When requesting a MAX or MIN aggregate of a column in a nonpartitioned table, provided that you have an index on the aggregated column, the optimizer uses a plan that scans only one row in the leaf of the index. Consider the following query as an example:
SELECT MAX(col2) FROM dbo.T1;
Suppose that T1 is a nonpartitioned table and that you created a nonpartitioned index on T1(col2). The optimizer will generate a plan that scans the leaf of the index from the tail backwards and stops after one row. Similarly, if you ask for MIN(col2), the optimizer will generate a plan that scans the leaf of the index from the head forward and stops after one row.

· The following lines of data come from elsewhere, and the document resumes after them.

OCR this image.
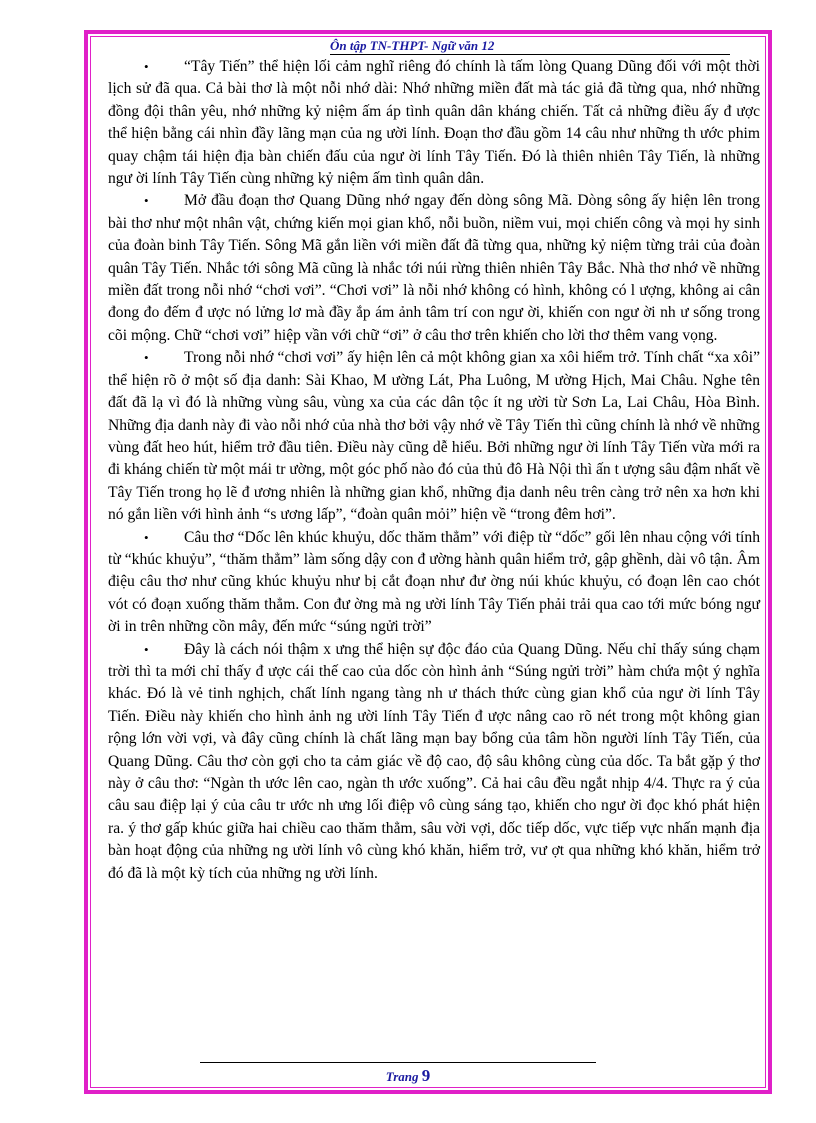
Ôn tập TN-THPT- Ngữ văn 12

• “Tây Tiến” thể hiện lối cảm nghĩ riêng đó chính là tấm lòng Quang Dũng đối với một thời lịch sử đã qua. Cả bài thơ là một nỗi nhớ dài: Nhớ những miền đất mà tác giả đã từng qua, nhớ những đồng đội thân yêu, nhớ những kỷ niệm ấm áp tình quân dân kháng chiến. Tất cả những điều ấy đ ược thể hiện bằng cái nhìn đầy lãng mạn của ng ười lính. Đoạn thơ đầu gồm 14 câu như những th ước phim quay chậm tái hiện địa bàn chiến đấu của ngư ời lính Tây Tiến. Đó là thiên nhiên Tây Tiến, là những ngư ời lính Tây Tiến cùng những kỷ niệm ấm tình quân dân.

• Mở đầu đoạn thơ Quang Dũng nhớ ngay đến dòng sông Mã. Dòng sông ấy hiện lên trong bài thơ như một nhân vật, chứng kiến mọi gian khổ, nỗi buồn, niềm vui, mọi chiến công và mọi hy sinh của đoàn binh Tây Tiến. Sông Mã gắn liền với miền đất đã từng qua, những kỷ niệm từng trải của đoàn quân Tây Tiến. Nhắc tới sông Mã cũng là nhắc tới núi rừng thiên nhiên Tây Bắc. Nhà thơ nhớ về những miền đất trong nỗi nhớ “chơi vơi”. “Chơi vơi” là nỗi nhớ không có hình, không có l ượng, không ai cân đong đo đếm đ ược nó lửng lơ mà đầy ắp ám ảnh tâm trí con ngư ời, khiến con ngư ời nh ư sống trong cõi mộng. Chữ “chơi vơi” hiệp vần với chữ “ơi” ở câu thơ trên khiến cho lời thơ thêm vang vọng.

• Trong nỗi nhớ “chơi vơi” ấy hiện lên cả một không gian xa xôi hiểm trở. Tính chất “xa xôi” thể hiện rõ ở một số địa danh: Sài Khao, M ường Lát, Pha Luông, M ường Hịch, Mai Châu. Nghe tên đất đã lạ vì đó là những vùng sâu, vùng xa của các dân tộc ít ng ười từ Sơn La, Lai Châu, Hòa Bình. Những địa danh này đi vào nỗi nhớ của nhà thơ bởi vậy nhớ về Tây Tiến thì cũng chính là nhớ về những vùng đất heo hút, hiểm trở đầu tiên. Điều này cũng dễ hiểu. Bởi những ngư ời lính Tây Tiến vừa mới ra đi kháng chiến từ một mái tr ường, một góc phố nào đó của thủ đô Hà Nội thì ấn t ượng sâu đậm nhất về Tây Tiến trong họ lẽ đ ương nhiên là những gian khổ, những địa danh nêu trên càng trở nên xa hơn khi nó gắn liền với hình ảnh “s ương lấp”, “đoàn quân mỏi” hiện về “trong đêm hơi”.

• Câu thơ “Dốc lên khúc khuỷu, dốc thăm thẳm” với điệp từ “dốc” gối lên nhau cộng với tính từ “khúc khuỷu”, “thăm thẳm” làm sống dậy con đ ường hành quân hiểm trở, gập ghềnh, dài vô tận. Âm điệu câu thơ như cũng khúc khuỷu như bị cắt đoạn như đư ờng núi khúc khuỷu, có đoạn lên cao chót vót có đoạn xuống thăm thẳm. Con đư ờng mà ng ười lính Tây Tiến phải trải qua cao tới mức bóng ngư ời in trên những cồn mây, đến mức “súng ngửi trời”

• Đây là cách nói thậm x ưng thể hiện sự độc đáo của Quang Dũng. Nếu chỉ thấy súng chạm trời thì ta mới chỉ thấy đ ược cái thế cao của dốc còn hình ảnh “Súng ngửi trời” hàm chứa một ý nghĩa khác. Đó là vẻ tinh nghịch, chất lính ngang tàng nh ư thách thức cùng gian khổ của ngư ời lính Tây Tiến. Điều này khiến cho hình ảnh ng ười lính Tây Tiến đ ược nâng cao rõ nét trong một không gian rộng lớn vời vợi, và đây cũng chính là chất lãng mạn bay bổng của tâm hồn người lính Tây Tiến, của Quang Dũng. Câu thơ còn gợi cho ta cảm giác về độ cao, độ sâu không cùng của dốc. Ta bắt gặp ý thơ này ở câu thơ: “Ngàn th ước lên cao, ngàn th ước xuống”. Cả hai câu đều ngắt nhịp 4/4. Thực ra ý của câu sau điệp lại ý của câu tr ước nh ưng lối điệp vô cùng sáng tạo, khiến cho ngư ời đọc khó phát hiện ra. ý thơ gấp khúc giữa hai chiều cao thăm thẳm, sâu vời vợi, dốc tiếp dốc, vực tiếp vực nhấn mạnh địa bàn hoạt động của những ng ười lính vô cùng khó khăn, hiểm trở, vư ợt qua những khó khăn, hiểm trở đó đã là một kỳ tích của những ng ười lính.

Trang 9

In both cases the plan is extremely efficient and involves very little work.
Partitioned tables and indexes are different; unless you apply the aggregate to the partitioning column, you’ll get an inefficient plan in both SQL Server 2008 and SQL Server 2005. In this article I explain how MAX and MIN aggregates against partitioned tables are optimized, and I provide a better-performing workaround.
Sample Data and Test Environment
Run the code in Listing 1 to generate the sample data that I use in my example. Note that this script will take a few minutes to run. The first part of the code in Listing 1 creates a database called TestMinMax. The second part creates a helper table function called GetNums, which returns a sequence of integers in the range 1 through @n, where @n is an integer input. The third part creates a partitioned table called T1, with the partitioning column being col1, and populates it with 10,000,000 rows in five partitions. The code creates a clustered index on col1, partitioned the same as the table by col1, as well as a nonclustered index on col2, also partitioned the same as the table by col1.
My test machine has an Intel Core i7 processor (quad core with hyperthreading—total of eight logical processors), 4GB of RAM at 1333MHz, and a single 7200RPM hard drive. The execution plans and performance measures that I present are for queries run against SQL Server 2008 SP1 but are similar for SQL Server 2005 SP3.
Querying the Partitioned Table
If you ask for a MIN or MAX aggregate of the partitioning column (col1 in our case), you get an efficient plan that scans only one row in the first or last nonempty partition. As an example, consider the following query (call it Query 1) and its execution plan, which Figure 1 shows.
SELECT MAX(col1) AS mx
FROM dbo.T1;
If you examine the properties of the Clustered Index Scan operator, you’ll notice that only one partition of the index idx_col1 is accessed (partition 5), and only one row is scanned in that index. I got the following I/O and time statistics for this query on my test machine:
I/O: Table 'T1'. Scan count 1, logical reads 3
Time: CPU time = 0 ms, elapsed time = 80 ms.
This plan is extremely efficient.